History
A multi-national, inter-disciplinary team of university teachers, researchers and consultants of rural development worked together for 3 years in the Euracademy project with the central aim to promote in a real, practical and substantial way the sustainable development processes in rural areas.
They developed and piloted with great success two educational packages including Summer Academies, Distance Learning courses and publications.
In this context, the project partners have decided to formally establish a non-profit membership organisation to take forward and expand the philosophy and activities of the project.
The Euracademy Association was formally launched during the end-of-project conference in November 2003 in Hungary.
Vision
The core vision of the Euracademy Association is to promote capacity building in rural areas and mobilise animators and managers of rural development by offering them the opportunity to improve their skills, widen their experience, expand their professional qualifications, starting a personal itinerary of lifelong learning and providing ample space for networking and cooperation in the framework of European projects.
Objectives
The Euracademy Association aims to provide a mix of different “learning resources” to the learner, via the internet, manuals, face-to-face learning in Summer Academies, practical work and networking.
Organise seminars, conferences and exhibitions addressing issues relating to capacity building and sustainable rural development.
Undertake research and studies on sustainable rural development issues, with a view of building up a body of knowledge on this theme.
Take a practical work on account of, or in collaboration with, national and international organisations, including the European Commission.
Influence the process of sustainable rural development at this crucial moment of the substantial enlargement of the European Union.
Current members
Fouli Papageorgiou
Fouli Papageorgiou is the Managing Director and Partner of PRISMA Centre for Development Studies, based in Athens. She is a qualified architect since 1969, and holds a PhD in Urban and Regional Studies from the Centre for Urban and Regional Studies, University of Birmingham, UK. She has been a University teacher and researcher from 1970 to 1985 in the Technical University of Athens, School of Architecture, and in the Universities of Aston in Birmingham, Leeds and Edinburgh in the UK. She worked in the Economic Office of the Prime Minister of Greece between 1985 and 1989 as a special advisor for quality of life and environmental policy. Through her current position she has been involved in a large number of integrated local development studies, structure plans and regional plans, mostly in rural areas. She has also accumulated substantial experience on management and evaluation of EU Programmes and Initiatives and on transnational coordination of EU projects. She is a member and ex-President of ECOVAST, the European Council for the Village and Small Town.
E-mail: foulipapageorgiou@prismanet.gr
Iren Kukorelli
Iren Kukorelli is a scientific advisor at the Institute for Regional Studies, Centre for Economic and Regional Studies, Hungarian Academy of Sciences. She has a PhD in Geography, and a DSc (Doctor of Science).

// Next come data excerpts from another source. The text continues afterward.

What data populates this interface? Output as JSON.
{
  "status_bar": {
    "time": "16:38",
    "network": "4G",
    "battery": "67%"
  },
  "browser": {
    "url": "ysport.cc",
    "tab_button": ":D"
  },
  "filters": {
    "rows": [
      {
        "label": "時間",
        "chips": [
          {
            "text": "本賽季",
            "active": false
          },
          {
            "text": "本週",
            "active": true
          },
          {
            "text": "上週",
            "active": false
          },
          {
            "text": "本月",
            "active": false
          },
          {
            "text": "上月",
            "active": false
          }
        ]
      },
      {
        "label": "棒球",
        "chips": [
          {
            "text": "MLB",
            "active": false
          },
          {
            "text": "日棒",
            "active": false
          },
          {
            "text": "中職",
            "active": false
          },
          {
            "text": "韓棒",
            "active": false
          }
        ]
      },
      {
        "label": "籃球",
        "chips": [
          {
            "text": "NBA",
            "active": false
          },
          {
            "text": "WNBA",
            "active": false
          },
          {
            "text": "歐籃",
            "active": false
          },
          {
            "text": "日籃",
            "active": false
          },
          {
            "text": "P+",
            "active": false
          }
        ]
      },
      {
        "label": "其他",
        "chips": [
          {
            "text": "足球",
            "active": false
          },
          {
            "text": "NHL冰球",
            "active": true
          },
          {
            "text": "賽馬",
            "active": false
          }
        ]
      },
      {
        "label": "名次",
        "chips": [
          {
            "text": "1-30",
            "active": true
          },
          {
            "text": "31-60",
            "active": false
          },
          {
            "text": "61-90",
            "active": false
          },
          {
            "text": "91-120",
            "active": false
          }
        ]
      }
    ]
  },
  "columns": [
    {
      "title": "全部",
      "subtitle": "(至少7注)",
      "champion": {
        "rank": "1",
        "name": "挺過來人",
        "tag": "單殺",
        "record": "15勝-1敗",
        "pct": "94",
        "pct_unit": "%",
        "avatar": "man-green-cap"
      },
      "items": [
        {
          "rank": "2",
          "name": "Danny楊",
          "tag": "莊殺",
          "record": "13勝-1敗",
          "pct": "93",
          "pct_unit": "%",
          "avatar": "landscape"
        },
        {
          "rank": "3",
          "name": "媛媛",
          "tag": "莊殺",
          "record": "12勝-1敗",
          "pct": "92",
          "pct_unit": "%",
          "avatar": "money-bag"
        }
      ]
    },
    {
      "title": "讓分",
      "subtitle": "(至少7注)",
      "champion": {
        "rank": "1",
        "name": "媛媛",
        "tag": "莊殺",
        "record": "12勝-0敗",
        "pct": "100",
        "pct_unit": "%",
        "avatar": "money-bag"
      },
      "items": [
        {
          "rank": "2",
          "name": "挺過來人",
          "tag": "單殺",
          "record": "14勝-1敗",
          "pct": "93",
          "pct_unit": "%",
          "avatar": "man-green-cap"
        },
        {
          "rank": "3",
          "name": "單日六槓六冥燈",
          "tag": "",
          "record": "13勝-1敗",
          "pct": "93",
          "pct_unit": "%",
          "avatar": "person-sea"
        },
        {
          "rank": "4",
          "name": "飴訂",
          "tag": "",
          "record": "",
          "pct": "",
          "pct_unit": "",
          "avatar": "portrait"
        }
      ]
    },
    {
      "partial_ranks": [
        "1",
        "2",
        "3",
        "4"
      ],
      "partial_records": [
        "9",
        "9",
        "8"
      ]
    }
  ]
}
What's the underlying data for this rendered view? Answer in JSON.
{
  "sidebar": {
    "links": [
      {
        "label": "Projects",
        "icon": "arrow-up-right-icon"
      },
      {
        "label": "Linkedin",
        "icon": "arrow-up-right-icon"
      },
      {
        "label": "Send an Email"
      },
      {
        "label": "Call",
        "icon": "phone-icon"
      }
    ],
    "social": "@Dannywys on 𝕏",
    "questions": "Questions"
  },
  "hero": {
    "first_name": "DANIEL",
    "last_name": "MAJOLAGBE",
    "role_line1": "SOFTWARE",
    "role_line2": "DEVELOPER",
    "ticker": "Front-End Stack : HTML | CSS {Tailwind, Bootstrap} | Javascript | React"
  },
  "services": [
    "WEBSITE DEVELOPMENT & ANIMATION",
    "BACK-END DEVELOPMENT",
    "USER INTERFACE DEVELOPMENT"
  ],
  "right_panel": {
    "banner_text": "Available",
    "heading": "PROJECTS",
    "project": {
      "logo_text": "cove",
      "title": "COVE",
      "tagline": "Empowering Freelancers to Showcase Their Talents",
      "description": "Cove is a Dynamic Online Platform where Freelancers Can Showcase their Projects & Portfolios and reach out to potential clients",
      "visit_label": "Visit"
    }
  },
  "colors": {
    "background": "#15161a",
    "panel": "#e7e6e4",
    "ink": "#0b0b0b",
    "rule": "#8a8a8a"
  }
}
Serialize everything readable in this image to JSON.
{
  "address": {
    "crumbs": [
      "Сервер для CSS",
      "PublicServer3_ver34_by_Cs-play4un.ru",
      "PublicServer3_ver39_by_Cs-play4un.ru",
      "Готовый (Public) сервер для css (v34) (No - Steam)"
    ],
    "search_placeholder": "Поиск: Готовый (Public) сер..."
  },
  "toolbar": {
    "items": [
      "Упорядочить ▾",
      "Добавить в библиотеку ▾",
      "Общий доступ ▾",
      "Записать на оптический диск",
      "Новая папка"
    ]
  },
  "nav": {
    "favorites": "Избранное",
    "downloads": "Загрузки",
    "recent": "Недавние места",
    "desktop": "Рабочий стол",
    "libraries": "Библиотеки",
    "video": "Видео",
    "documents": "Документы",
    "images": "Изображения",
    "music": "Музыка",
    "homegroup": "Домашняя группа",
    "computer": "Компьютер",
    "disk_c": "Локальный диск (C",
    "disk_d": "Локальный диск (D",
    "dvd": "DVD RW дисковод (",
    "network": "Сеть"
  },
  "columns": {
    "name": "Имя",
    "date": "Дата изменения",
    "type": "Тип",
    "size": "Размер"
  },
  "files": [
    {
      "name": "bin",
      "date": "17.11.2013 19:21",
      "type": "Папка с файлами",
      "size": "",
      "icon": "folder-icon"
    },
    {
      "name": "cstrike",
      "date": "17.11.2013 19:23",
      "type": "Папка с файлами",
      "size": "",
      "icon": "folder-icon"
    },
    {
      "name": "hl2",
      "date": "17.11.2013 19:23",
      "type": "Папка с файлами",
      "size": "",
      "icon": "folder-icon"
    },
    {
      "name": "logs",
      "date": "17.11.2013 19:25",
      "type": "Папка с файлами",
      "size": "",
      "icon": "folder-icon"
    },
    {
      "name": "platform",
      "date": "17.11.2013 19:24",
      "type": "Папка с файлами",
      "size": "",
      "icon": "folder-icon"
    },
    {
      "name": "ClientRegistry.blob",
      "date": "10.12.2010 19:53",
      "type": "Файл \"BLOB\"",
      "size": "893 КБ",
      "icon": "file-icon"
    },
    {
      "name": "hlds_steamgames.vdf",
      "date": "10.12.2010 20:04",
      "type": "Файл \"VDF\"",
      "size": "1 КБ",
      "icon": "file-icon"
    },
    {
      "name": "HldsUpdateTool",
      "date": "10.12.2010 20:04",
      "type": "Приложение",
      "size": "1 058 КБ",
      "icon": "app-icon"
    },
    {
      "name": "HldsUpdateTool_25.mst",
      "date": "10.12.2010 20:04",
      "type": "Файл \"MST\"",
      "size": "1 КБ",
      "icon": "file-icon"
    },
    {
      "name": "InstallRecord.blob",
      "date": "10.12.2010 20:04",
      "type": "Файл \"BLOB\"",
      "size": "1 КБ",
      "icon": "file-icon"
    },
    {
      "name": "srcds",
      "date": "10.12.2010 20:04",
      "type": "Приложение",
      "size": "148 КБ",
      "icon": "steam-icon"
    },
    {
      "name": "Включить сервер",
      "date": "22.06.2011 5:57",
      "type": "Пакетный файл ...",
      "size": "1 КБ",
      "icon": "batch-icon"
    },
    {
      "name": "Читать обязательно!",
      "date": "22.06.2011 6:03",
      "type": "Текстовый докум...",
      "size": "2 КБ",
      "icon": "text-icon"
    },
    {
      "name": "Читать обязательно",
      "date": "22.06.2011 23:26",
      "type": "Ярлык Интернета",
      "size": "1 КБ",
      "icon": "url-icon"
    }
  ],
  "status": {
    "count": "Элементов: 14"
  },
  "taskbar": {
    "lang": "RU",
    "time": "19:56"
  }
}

Her main areas of interest are in the Regional Sciences, such as regional and urban economics, meoctor thods of regional economics, rural development and management, and developing integrated strategies for rural territories. She has extensive experience in the coordination of transnational European projects. She is the professor of geography teaching at Széchenyi István University in Győr. She has more than 100 publications in the Hungarian and English languages. She is one of the founders of Euracademy Association. She was previously the Secretary-General of the association, later the President, now is currently the Vice-President.